Horrid history: how water played a key role in wars

A global water crisis would be a challenge for the entire world to solve. Any future crisis would likely be caused by climate change. However, historic water shortages have occasionally been caused intentionally, as a weapon of war.
Over the centuries there have been some intense battles, from ancient Greece and India to World Wars I and II. In many of those battles both sides used water as a tool to weaken their enemies and, in some cases, wipe them out altogether. From well poisoning to destroying dams and reservoirs, the disruption of safe water has played a major role in conflicts.
In 1949, with the creation of the Geneva Convention, a specific article stipulated that poisoning of water is classed as a war crime. As Fair Observer explains:
“International humanitarian law expressly mentions that military attacks against drinking water installations and supplies as well as irrigation works are prohibited (Article 54 of the 1977 First Protocol to the 1949 Geneva Conventions and Article 14 of the 1977 Second Protocol to the 1949 Geneva Conventions). Drinking water installations are not the only civilian objects that may be indispensable to the survival of the civilian population.”
Water contamination
A war manual was published in India in the 4th century BC, similar to Sun Tzu’s Art of War. The Arthashashtra explained many intricate ways an army could defeat an enemy. When it came to defeating an enemy on a more direct level, the Arthashashtra detailed how rabies and lung infections could be given to an enemy by tainting the water supply.

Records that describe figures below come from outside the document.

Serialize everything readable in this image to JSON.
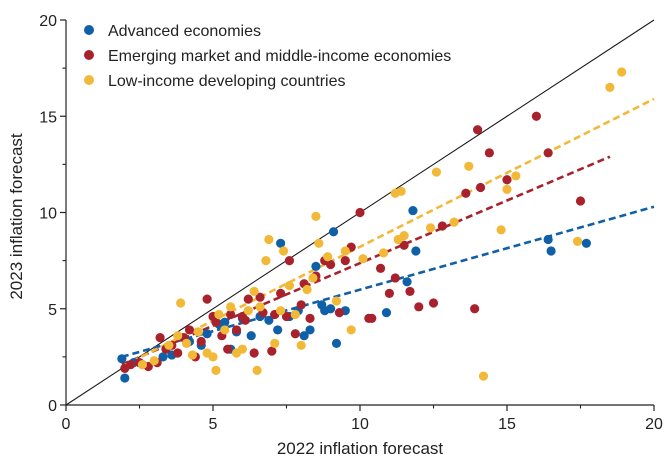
{
  "chart_data": {
    "type": "scatter",
    "xlabel": "2022 inflation forecast",
    "ylabel": "2023 inflation forecast",
    "xlim": [
      0,
      20
    ],
    "ylim": [
      0,
      20
    ],
    "xticks": [
      "0",
      "5",
      "10",
      "15",
      "20"
    ],
    "yticks": [
      "0",
      "5",
      "10",
      "15",
      "20"
    ],
    "legend_position": "top-left",
    "diagonal": {
      "from": [
        0,
        0
      ],
      "to": [
        20,
        20
      ],
      "color": "#1a1a1a"
    },
    "series": [
      {
        "name": "Advanced economies",
        "color": "#1060a8",
        "points": [
          [
            1.9,
            2.4
          ],
          [
            2.0,
            1.4
          ],
          [
            2.3,
            2.2
          ],
          [
            2.6,
            2.1
          ],
          [
            3.3,
            2.5
          ],
          [
            3.6,
            2.6
          ],
          [
            4.2,
            3.3
          ],
          [
            4.6,
            3.1
          ],
          [
            4.8,
            3.7
          ],
          [
            5.2,
            4.2
          ],
          [
            5.4,
            4.3
          ],
          [
            5.6,
            2.9
          ],
          [
            5.8,
            3.8
          ],
          [
            6.0,
            4.5
          ],
          [
            6.3,
            3.6
          ],
          [
            6.6,
            4.6
          ],
          [
            6.9,
            4.4
          ],
          [
            7.2,
            3.9
          ],
          [
            7.3,
            8.4
          ],
          [
            7.6,
            4.6
          ],
          [
            7.9,
            4.9
          ],
          [
            8.1,
            3.6
          ],
          [
            8.3,
            3.9
          ],
          [
            8.5,
            7.2
          ],
          [
            8.7,
            5.2
          ],
          [
            8.8,
            4.9
          ],
          [
            9.0,
            5.0
          ],
          [
            9.1,
            9.0
          ],
          [
            9.2,
            3.2
          ],
          [
            9.5,
            4.9
          ],
          [
            10.9,
            4.8
          ],
          [
            11.6,
            6.4
          ],
          [
            11.9,
            8.0
          ],
          [
            11.8,
            10.1
          ],
          [
            16.4,
            8.6
          ],
          [
            16.5,
            8.0
          ],
          [
            17.7,
            8.4
          ]
        ],
        "trend": {
          "from": [
            1.9,
            2.5
          ],
          "to": [
            20,
            10.3
          ]
        }
      },
      {
        "name": "Emerging market and middle-income economies",
        "color": "#a8222e",
        "points": [
          [
            2.0,
            1.9
          ],
          [
            2.2,
            2.1
          ],
          [
            2.5,
            2.2
          ],
          [
            2.8,
            2.0
          ],
          [
            3.1,
            2.2
          ],
          [
            3.2,
            3.5
          ],
          [
            3.4,
            2.9
          ],
          [
            3.6,
            3.1
          ],
          [
            3.8,
            2.7
          ],
          [
            4.0,
            3.5
          ],
          [
            4.2,
            3.9
          ],
          [
            4.4,
            2.5
          ],
          [
            4.6,
            3.3
          ],
          [
            4.8,
            5.5
          ],
          [
            5.0,
            4.6
          ],
          [
            5.1,
            4.3
          ],
          [
            5.3,
            3.6
          ],
          [
            5.5,
            2.9
          ],
          [
            5.6,
            4.7
          ],
          [
            5.8,
            3.9
          ],
          [
            6.0,
            4.6
          ],
          [
            6.1,
            4.4
          ],
          [
            6.2,
            5.5
          ],
          [
            6.4,
            2.7
          ],
          [
            6.6,
            5.6
          ],
          [
            6.7,
            4.8
          ],
          [
            7.0,
            2.8
          ],
          [
            7.1,
            4.7
          ],
          [
            7.3,
            5.8
          ],
          [
            7.5,
            4.6
          ],
          [
            7.6,
            7.5
          ],
          [
            7.8,
            3.7
          ],
          [
            8.0,
            5.2
          ],
          [
            8.1,
            6.3
          ],
          [
            8.3,
            4.5
          ],
          [
            8.5,
            6.7
          ],
          [
            8.8,
            7.5
          ],
          [
            9.0,
            7.3
          ],
          [
            9.3,
            4.8
          ],
          [
            9.5,
            7.5
          ],
          [
            9.7,
            8.2
          ],
          [
            10.0,
            10.0
          ],
          [
            10.3,
            4.5
          ],
          [
            10.4,
            4.5
          ],
          [
            10.7,
            7.1
          ],
          [
            11.0,
            5.8
          ],
          [
            11.2,
            6.6
          ],
          [
            11.5,
            8.3
          ],
          [
            11.7,
            5.9
          ],
          [
            12.0,
            5.1
          ],
          [
            12.5,
            5.3
          ],
          [
            12.8,
            9.3
          ],
          [
            13.6,
            11.0
          ],
          [
            13.9,
            5.0
          ],
          [
            14.0,
            14.3
          ],
          [
            14.1,
            11.3
          ],
          [
            14.4,
            13.1
          ],
          [
            15.0,
            11.7
          ],
          [
            16.0,
            15.0
          ],
          [
            16.4,
            13.1
          ],
          [
            17.5,
            10.6
          ]
        ],
        "trend": {
          "from": [
            1.9,
            2.1
          ],
          "to": [
            18.5,
            12.9
          ]
        }
      },
      {
        "name": "Low-income developing countries",
        "color": "#f2b938",
        "points": [
          [
            2.6,
            2.1
          ],
          [
            3.0,
            2.3
          ],
          [
            3.5,
            3.1
          ],
          [
            3.8,
            3.6
          ],
          [
            3.9,
            5.3
          ],
          [
            4.1,
            3.2
          ],
          [
            4.3,
            2.6
          ],
          [
            4.5,
            3.8
          ],
          [
            4.8,
            2.7
          ],
          [
            5.0,
            2.5
          ],
          [
            5.1,
            1.8
          ],
          [
            5.2,
            4.7
          ],
          [
            5.4,
            3.9
          ],
          [
            5.6,
            5.1
          ],
          [
            5.8,
            2.7
          ],
          [
            6.0,
            2.9
          ],
          [
            6.2,
            4.9
          ],
          [
            6.4,
            5.9
          ],
          [
            6.5,
            1.8
          ],
          [
            6.6,
            5.1
          ],
          [
            6.8,
            7.5
          ],
          [
            6.9,
            8.6
          ],
          [
            7.1,
            3.2
          ],
          [
            7.3,
            4.9
          ],
          [
            7.4,
            8.0
          ],
          [
            7.6,
            6.2
          ],
          [
            7.8,
            4.7
          ],
          [
            8.0,
            3.1
          ],
          [
            8.2,
            6.0
          ],
          [
            8.4,
            6.6
          ],
          [
            8.5,
            9.8
          ],
          [
            8.6,
            8.4
          ],
          [
            8.9,
            7.7
          ],
          [
            9.2,
            5.4
          ],
          [
            9.5,
            8.0
          ],
          [
            9.7,
            3.9
          ],
          [
            10.1,
            7.6
          ],
          [
            10.8,
            7.9
          ],
          [
            11.3,
            8.6
          ],
          [
            11.5,
            8.8
          ],
          [
            11.2,
            11.0
          ],
          [
            11.4,
            11.1
          ],
          [
            12.4,
            9.2
          ],
          [
            12.6,
            12.1
          ],
          [
            13.2,
            9.5
          ],
          [
            13.7,
            12.4
          ],
          [
            14.2,
            1.5
          ],
          [
            14.8,
            9.1
          ],
          [
            15.0,
            11.2
          ],
          [
            15.3,
            11.9
          ],
          [
            17.4,
            8.5
          ],
          [
            18.5,
            16.5
          ],
          [
            18.9,
            17.3
          ]
        ],
        "trend": {
          "from": [
            1.9,
            2.0
          ],
          "to": [
            20,
            15.9
          ]
        }
      }
    ]
  }
}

There were also numerous documented accounts of water poisoning in ancient Greece. The most famous of these was during the first Sacred War, in 590 BC. Athens and other allied city states were waging a war against the city of Kirrha. During a siege of the city, the generals concluded that the only way to succeed was to poison the drinking water. It proved a success. The heavily fortified town quickly fell, overrun by Athenian soldiers who slaughtered everyone inside.
A few centuries later, Vlad the Impaler halted the advance of Ottoman Turks into Romania by tainting wells. They were crucial to the people of the region, and although it was a military success it led to the deaths of many ordinary people who relied on that water supply.
In modern warfare
From the late 1800’s, the tactic of poisoning water was used less and less. However, there were still occasional examples. Finland famously poisoned wells with rotting animal carcasses during its war against the Soviet Union.
Unfortunately, water poisoning is still used today, despite the Geneva Convention. In conflicts like the Syrian civil war, ISIL have been found to poison water supplies. There have also been cases in the unceasing conflict between Israeli settlers and Palestinians in the West Bank and Gaza. Both sides accuse the other of poisoning wells with rotting chicken carcasses.